Stephen Allott, the Cabinet Office's part-time Crown Representative for SMEs, told the Telegraph that civil servants needed convincing that SMEs could deliver "best value".
He added that it could take up to two years for Whitehall to stop excluding small businesses from work they could do more effectively than larger rivals.
Allott said that some meaningful progress was being made, with 16 Whitehall departments no longer requiring suppliers to fill out lengthy PQQs for sub-£100,000 contracts and more contracts being made available on the Contracts Finder website.
However, the reforms would appear to be too late for the print industry after Cabinet Minister Francis Maude announced the aggregation of all central government print spend into one £250m contract with Williams Lea in July.
Allott, who admitted that his companies had always avoided public sector tenders because they were "far too bureaucratic to ever bother" said that the government needed to realise that bigger is not always better.

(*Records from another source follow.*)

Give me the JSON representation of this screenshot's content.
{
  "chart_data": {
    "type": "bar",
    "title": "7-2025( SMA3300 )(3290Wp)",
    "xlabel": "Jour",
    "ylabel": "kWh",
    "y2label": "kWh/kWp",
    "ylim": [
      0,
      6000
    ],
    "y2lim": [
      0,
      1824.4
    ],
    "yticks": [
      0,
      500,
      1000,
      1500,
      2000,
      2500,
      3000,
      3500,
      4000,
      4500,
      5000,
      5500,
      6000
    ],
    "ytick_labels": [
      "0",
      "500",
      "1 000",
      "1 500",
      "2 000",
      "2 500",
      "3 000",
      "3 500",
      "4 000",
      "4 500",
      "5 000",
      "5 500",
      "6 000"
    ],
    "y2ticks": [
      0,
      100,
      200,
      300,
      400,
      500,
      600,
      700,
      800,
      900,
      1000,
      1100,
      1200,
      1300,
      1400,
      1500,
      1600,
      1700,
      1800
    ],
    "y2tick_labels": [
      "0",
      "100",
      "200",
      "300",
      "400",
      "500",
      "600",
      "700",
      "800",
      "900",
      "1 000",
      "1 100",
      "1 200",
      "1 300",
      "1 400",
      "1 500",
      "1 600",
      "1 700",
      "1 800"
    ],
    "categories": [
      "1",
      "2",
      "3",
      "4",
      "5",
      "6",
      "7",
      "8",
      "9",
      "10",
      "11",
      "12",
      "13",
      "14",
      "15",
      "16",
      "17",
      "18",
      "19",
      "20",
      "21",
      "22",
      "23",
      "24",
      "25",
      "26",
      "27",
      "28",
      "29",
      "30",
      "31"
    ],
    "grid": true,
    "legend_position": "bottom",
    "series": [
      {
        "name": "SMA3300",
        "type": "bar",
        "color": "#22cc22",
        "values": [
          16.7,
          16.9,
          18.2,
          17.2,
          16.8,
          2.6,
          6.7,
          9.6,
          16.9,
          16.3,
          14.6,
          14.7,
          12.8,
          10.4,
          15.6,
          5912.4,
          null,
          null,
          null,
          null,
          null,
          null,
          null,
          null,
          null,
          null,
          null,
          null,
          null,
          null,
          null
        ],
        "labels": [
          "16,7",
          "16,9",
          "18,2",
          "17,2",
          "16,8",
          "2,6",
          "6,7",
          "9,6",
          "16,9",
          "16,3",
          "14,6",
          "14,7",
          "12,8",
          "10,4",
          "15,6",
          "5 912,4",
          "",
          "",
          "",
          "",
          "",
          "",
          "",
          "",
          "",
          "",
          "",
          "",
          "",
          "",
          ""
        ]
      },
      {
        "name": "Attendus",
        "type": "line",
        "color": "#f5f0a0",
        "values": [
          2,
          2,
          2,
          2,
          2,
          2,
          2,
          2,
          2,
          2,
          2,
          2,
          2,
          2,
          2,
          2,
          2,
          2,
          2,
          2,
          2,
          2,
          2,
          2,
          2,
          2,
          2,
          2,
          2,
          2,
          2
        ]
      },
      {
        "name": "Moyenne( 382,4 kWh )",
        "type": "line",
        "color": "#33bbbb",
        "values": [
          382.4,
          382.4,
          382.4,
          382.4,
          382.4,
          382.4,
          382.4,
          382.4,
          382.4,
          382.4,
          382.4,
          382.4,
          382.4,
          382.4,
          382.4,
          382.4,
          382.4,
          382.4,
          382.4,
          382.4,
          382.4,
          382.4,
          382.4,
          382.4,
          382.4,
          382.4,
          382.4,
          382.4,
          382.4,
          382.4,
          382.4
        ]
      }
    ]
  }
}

"Sometimes big is beautiful and you get economies of scale and sometimes you don’t. Sometimes there are diseconomies. One of the things that government needs to work out next is when is big beautiful and when is small beautiful," he added.

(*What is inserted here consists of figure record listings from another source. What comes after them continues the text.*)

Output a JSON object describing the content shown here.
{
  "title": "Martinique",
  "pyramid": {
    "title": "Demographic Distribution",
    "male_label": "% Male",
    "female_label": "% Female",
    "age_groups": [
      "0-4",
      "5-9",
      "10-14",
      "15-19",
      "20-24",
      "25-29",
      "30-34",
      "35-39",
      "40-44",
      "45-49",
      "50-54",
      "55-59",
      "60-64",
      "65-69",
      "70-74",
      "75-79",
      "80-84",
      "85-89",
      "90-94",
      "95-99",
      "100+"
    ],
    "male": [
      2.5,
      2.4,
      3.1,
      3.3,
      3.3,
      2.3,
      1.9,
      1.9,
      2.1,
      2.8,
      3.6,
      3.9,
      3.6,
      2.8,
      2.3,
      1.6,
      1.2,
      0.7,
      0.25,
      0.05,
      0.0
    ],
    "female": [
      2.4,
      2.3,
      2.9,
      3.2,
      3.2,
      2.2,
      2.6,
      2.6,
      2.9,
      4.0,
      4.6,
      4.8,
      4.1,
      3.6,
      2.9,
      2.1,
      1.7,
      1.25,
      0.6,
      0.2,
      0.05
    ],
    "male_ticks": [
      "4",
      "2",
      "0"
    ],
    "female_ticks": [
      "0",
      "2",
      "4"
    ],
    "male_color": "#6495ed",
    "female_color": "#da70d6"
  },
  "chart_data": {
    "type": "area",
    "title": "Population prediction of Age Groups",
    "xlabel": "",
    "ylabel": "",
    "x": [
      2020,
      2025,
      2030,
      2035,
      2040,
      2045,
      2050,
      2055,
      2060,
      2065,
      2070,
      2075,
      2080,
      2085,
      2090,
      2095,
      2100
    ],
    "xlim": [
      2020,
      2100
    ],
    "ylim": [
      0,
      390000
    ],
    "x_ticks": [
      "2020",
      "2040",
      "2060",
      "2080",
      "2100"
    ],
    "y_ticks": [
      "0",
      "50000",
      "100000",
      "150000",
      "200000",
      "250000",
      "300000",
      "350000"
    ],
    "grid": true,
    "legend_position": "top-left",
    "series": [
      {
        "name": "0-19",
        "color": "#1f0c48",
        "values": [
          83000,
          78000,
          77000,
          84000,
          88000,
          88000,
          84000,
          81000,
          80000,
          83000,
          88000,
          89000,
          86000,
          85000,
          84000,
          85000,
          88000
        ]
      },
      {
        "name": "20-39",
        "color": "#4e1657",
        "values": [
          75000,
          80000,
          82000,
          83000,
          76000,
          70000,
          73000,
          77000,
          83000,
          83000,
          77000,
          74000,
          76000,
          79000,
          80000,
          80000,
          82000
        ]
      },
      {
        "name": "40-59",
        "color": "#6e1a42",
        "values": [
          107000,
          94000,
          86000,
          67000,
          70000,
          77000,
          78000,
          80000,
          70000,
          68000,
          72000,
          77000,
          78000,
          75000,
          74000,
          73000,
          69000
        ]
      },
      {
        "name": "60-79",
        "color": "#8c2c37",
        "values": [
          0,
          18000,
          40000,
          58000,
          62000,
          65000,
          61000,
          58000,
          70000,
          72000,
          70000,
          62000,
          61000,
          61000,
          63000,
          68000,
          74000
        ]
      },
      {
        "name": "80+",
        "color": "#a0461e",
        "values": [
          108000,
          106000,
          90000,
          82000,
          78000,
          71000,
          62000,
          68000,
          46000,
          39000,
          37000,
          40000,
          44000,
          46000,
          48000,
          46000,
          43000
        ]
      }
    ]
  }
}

"All the sort of direction of travel has been around Sir Philip Green’s aggregation, big is beautiful; we will only get savings if we aggregate and have volume. The thinking out of when will we save money from more skilful buying from SMEs hasn’t really started yet."
SME printers have long bemoaned the rigmarole associated with public sector tenders and it is to be hoped that any change in Whitehall buying behaviour will produce a sympathetic response across the public sector.
Gary Smith, procurement and operations manager at Redactive Media Group, said that the public sector needed to stop wasting SMEs' time by repeatedly putting out tenders simply as a means of "fishing for prices to beat up their current supplier".
He added: "If something more concrete isn't done sooner rather than later, there could be a real revolt of SMEs not offering up their services to public services contracts, due to the amounts of time versus the probability of winning it and the probable amount of profit an SME would stand to gain.
"This would be a loss for the public sector, as their prices would increase as they are forced to a smaller pool of suppliers who are willing to quote for public sector clients."